There is a vast array of towing terms out there that seem like another language. If you are not familiar with these terms, then it can be difficult to talk about your vehicle. Here’s your guide to understanding towing terms!
Terms to Know
The following is a list of the terms that are most commonly used when talking about towing. You will want to be familiar with these so you can keep up with the conversations surrounding your vehicle.
There are two types of trailers that you need to be aware of, cargo trailers and open trailers. Cargo trailers are sometimes referred to as enclosed trailers because the cargo area is closed off. Open trailers are often referred to as utility trailers, and the main difference with them is that they are not closed off. Open trailers, as the name implies, are accessible from all sides.

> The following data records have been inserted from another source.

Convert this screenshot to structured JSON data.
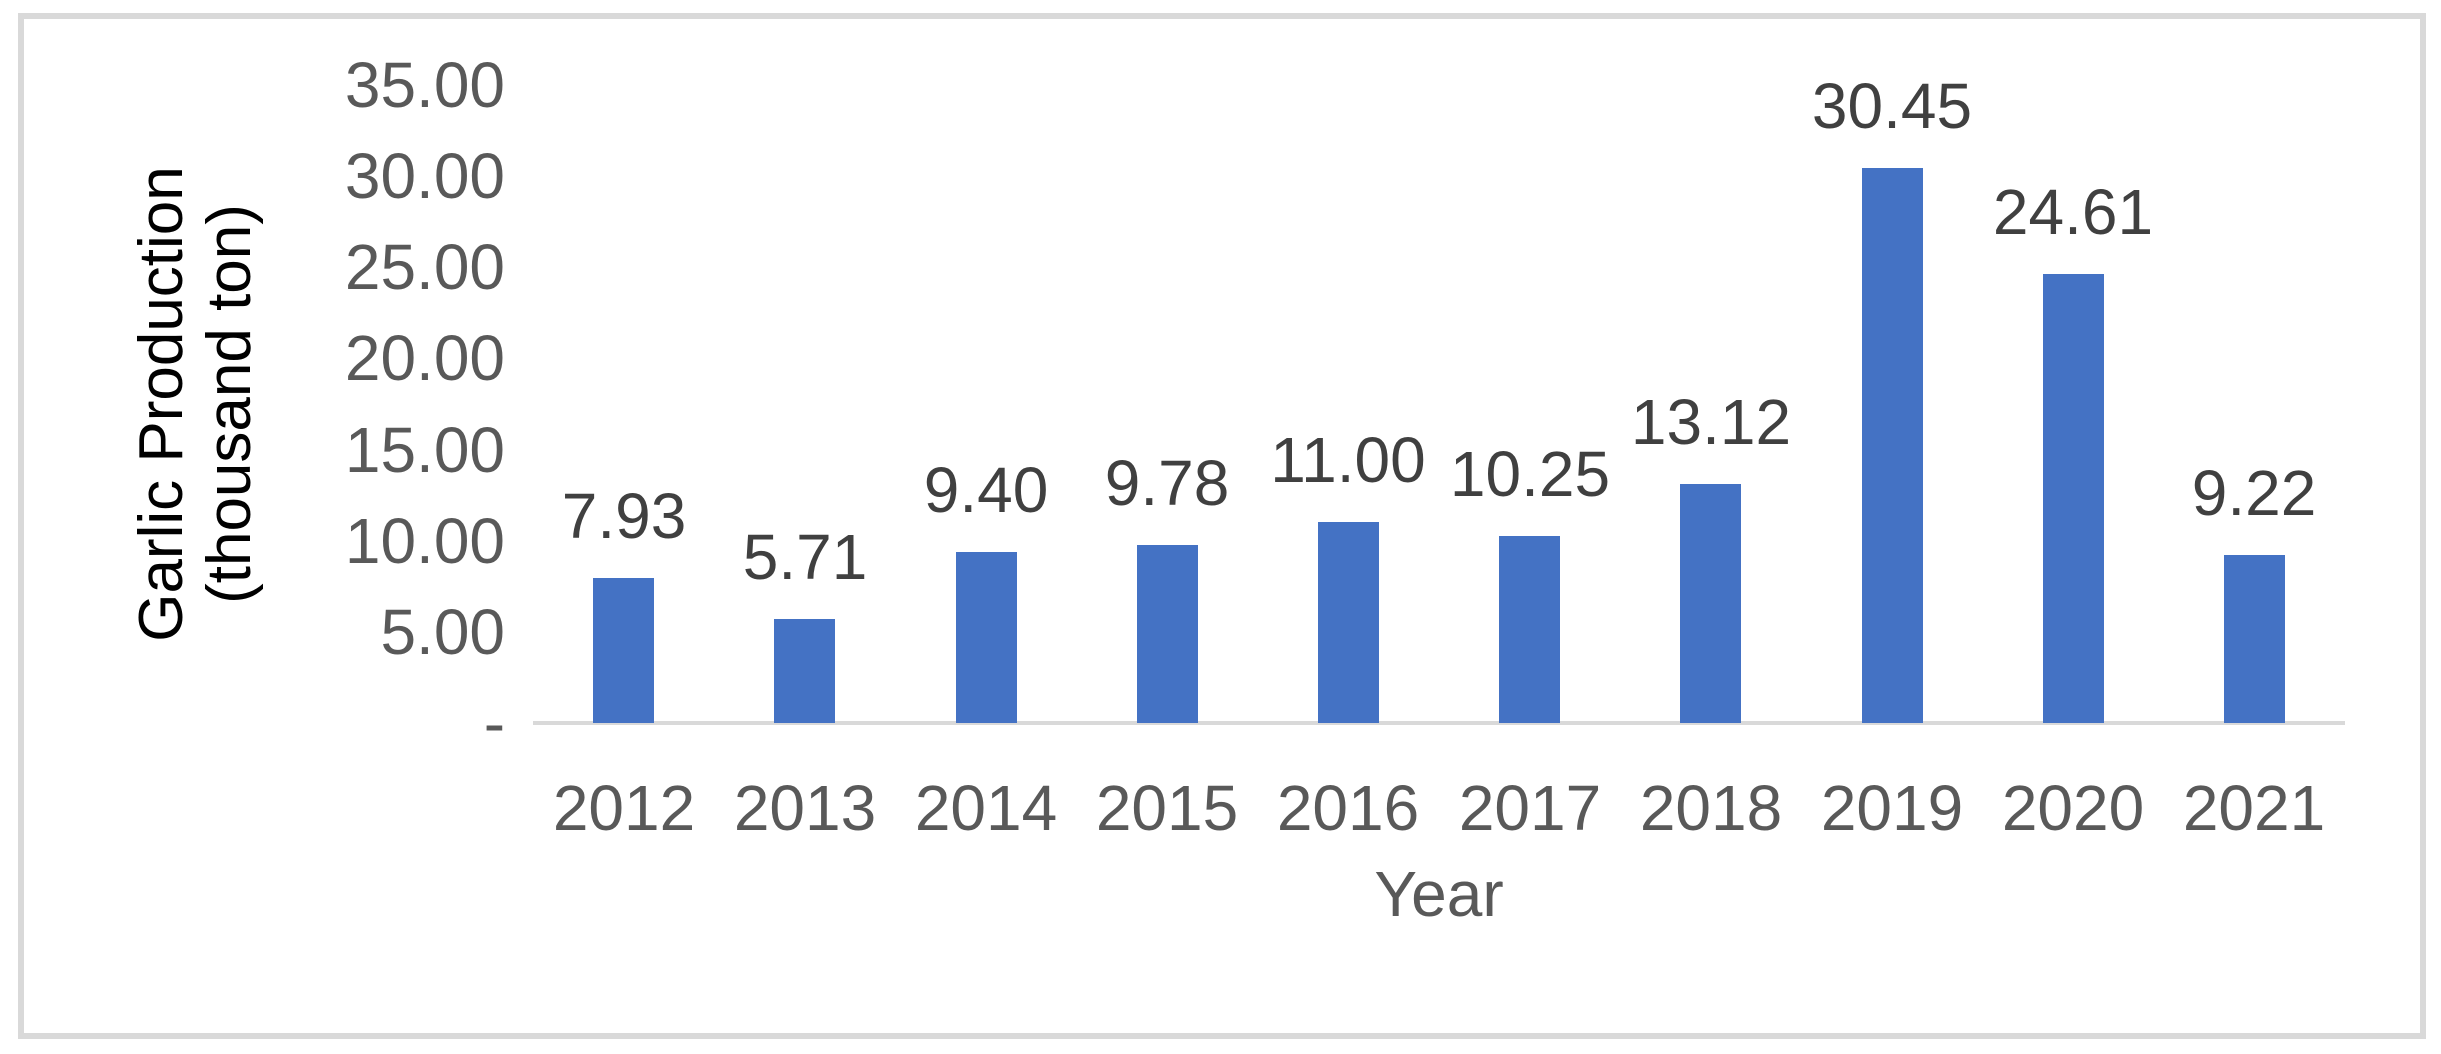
{
  "chart_data": {
    "type": "bar",
    "title": "",
    "categories": [
      "2012",
      "2013",
      "2014",
      "2015",
      "2016",
      "2017",
      "2018",
      "2019",
      "2020",
      "2021"
    ],
    "values": [
      7.93,
      5.71,
      9.4,
      9.78,
      11.0,
      10.25,
      13.12,
      30.45,
      24.61,
      9.22
    ],
    "value_labels": [
      "7.93",
      "5.71",
      "9.40",
      "9.78",
      "11.00",
      "10.25",
      "13.12",
      "30.45",
      "24.61",
      "9.22"
    ],
    "xlabel": "Year",
    "ylabel": "Garlic Production (thousand ton)",
    "ylabel_lines": [
      "Garlic Production",
      "(thousand ton)"
    ],
    "ylim": [
      0,
      35
    ],
    "y_tick_interval": 5,
    "y_ticks": [
      {
        "label": "35.00",
        "value": 35
      },
      {
        "label": "30.00",
        "value": 30
      },
      {
        "label": "25.00",
        "value": 25
      },
      {
        "label": "20.00",
        "value": 20
      },
      {
        "label": "15.00",
        "value": 15
      },
      {
        "label": "10.00",
        "value": 10
      },
      {
        "label": "5.00",
        "value": 5
      },
      {
        "label": "-",
        "value": 0
      }
    ],
    "legend": "none",
    "grid": "off",
    "data_label_position": "outside-end",
    "colors": {
      "bar": "#4472C4",
      "axis_line": "#D9D9D9",
      "frame_border": "#D9D9D9",
      "tick_label": "#595959",
      "category_label": "#595959",
      "data_label": "#404040",
      "x_axis_title": "#595959",
      "y_axis_title": "#000000",
      "background": "#FFFFFF"
    }
  }
}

The total weight capacity of the trailer itself is called the payload capacity. To calculate this, you would subtract the weight of your trailer from the GVWR (go to acronyms for an explanation).

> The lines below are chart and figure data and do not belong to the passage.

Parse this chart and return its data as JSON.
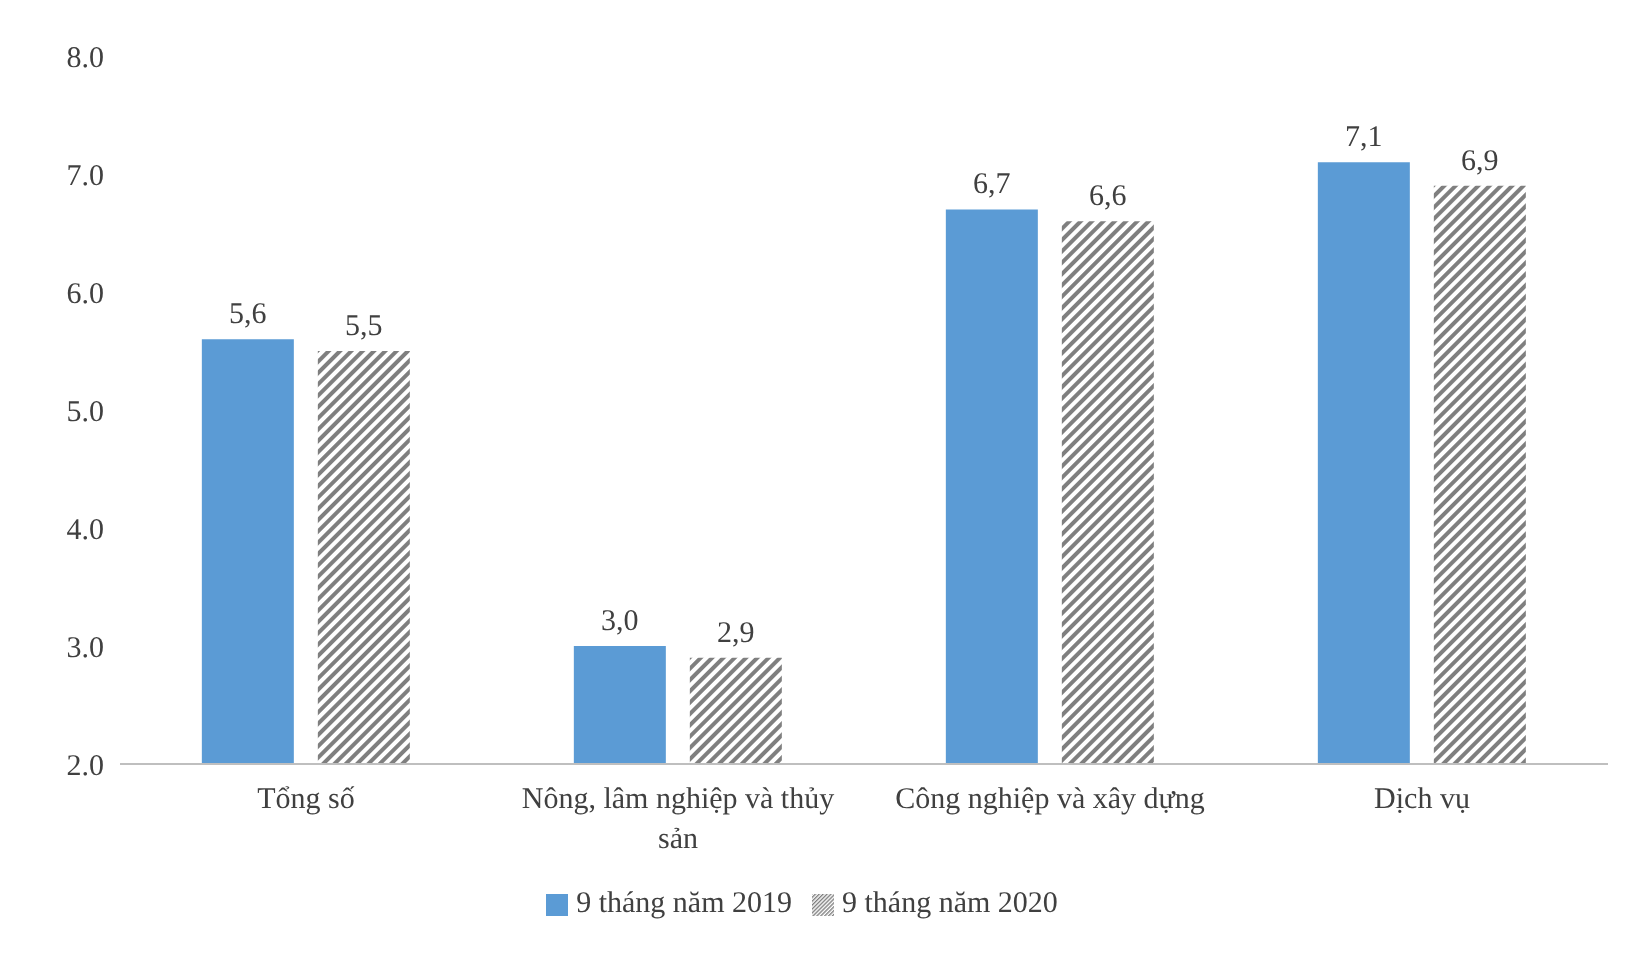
{
  "chart_data": {
    "type": "bar",
    "categories": [
      "Tổng số",
      "Nông, lâm nghiệp và thủy sản",
      "Công nghiệp và xây dựng",
      "Dịch vụ"
    ],
    "series": [
      {
        "name": "9 tháng năm 2019",
        "color": "#5b9bd5",
        "values": [
          5.6,
          3.0,
          6.7,
          7.1
        ],
        "value_labels": [
          "5,6",
          "3,0",
          "6,7",
          "7,1"
        ]
      },
      {
        "name": "9 tháng năm 2020",
        "color": "#7f7f7f",
        "values": [
          5.5,
          2.9,
          6.6,
          6.9
        ],
        "value_labels": [
          "5,5",
          "2,9",
          "6,6",
          "6,9"
        ]
      }
    ],
    "ylim": [
      2,
      8
    ],
    "yticks": [
      {
        "value": 2,
        "label": "2.0"
      },
      {
        "value": 3,
        "label": "3.0"
      },
      {
        "value": 4,
        "label": "4.0"
      },
      {
        "value": 5,
        "label": "5.0"
      },
      {
        "value": 6,
        "label": "6.0"
      },
      {
        "value": 7,
        "label": "7.0"
      },
      {
        "value": 8,
        "label": "8.0"
      }
    ],
    "grid": false,
    "legend": "bottom"
  }
}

A gooseneck is talking about a trailer that attaches to a hitch ball which is attached to the tow vehicle. This attachment occurs with the bed of a truck cover located over its rear axle.
The tongue weight refers to the amount of weight that transfers to the tow vehicle through the gooseneck.
A couple is a mechanism that connects the trailer tongue to the ball of your vehicle. Couplers are like locks that come in a variety of sizes and builds. Since the coupler has to have exact measurements to be effective, a lot of companies employ a universal range of about 2 – 2½ in.
Safety chains connect the trailer tongue to the tow vehicle. They are designed to keep the two connected if your hitch ever fails. Although they are a backup, they are required by law to be on your vehicle. Should something ever happen, having a safety chain on your vehicle could mean the difference between life and death.
Acronyms to Know
The towing world contains many acronyms within its catalog of sayings. Here are some of the main acronyms you need to be aware of.
GVWR stands for gross vehicle weight rating. The GVWR is the total weight that your trailer and its cargo can maintain. More often than not, you will be able to find the GVWR located in your vehicle’s owner’s manual or written on the inside of the door.
DOT is a common term in the towing world. It refers to the Department of Transportation and is generally talked about when Federal motor vehicle laws are being discussed.
NHTSA stands for the national highway traffic safety administration and is discussed in a similar vein to DOT
MOC refers to the manufacturer’s certificate of origin. A MOC is given to you by your motor vehicle manufacturer. You use the MOC to register a trailer with the owner’s department of motor vehicles. This then allows you to obtain a license plate and vehicle title.
VIN stands for vehicle identification number. This number is generated and given to you by your motor vehicle manufacturer. The VIN is used to track the time and location that a vehicle was manufactured.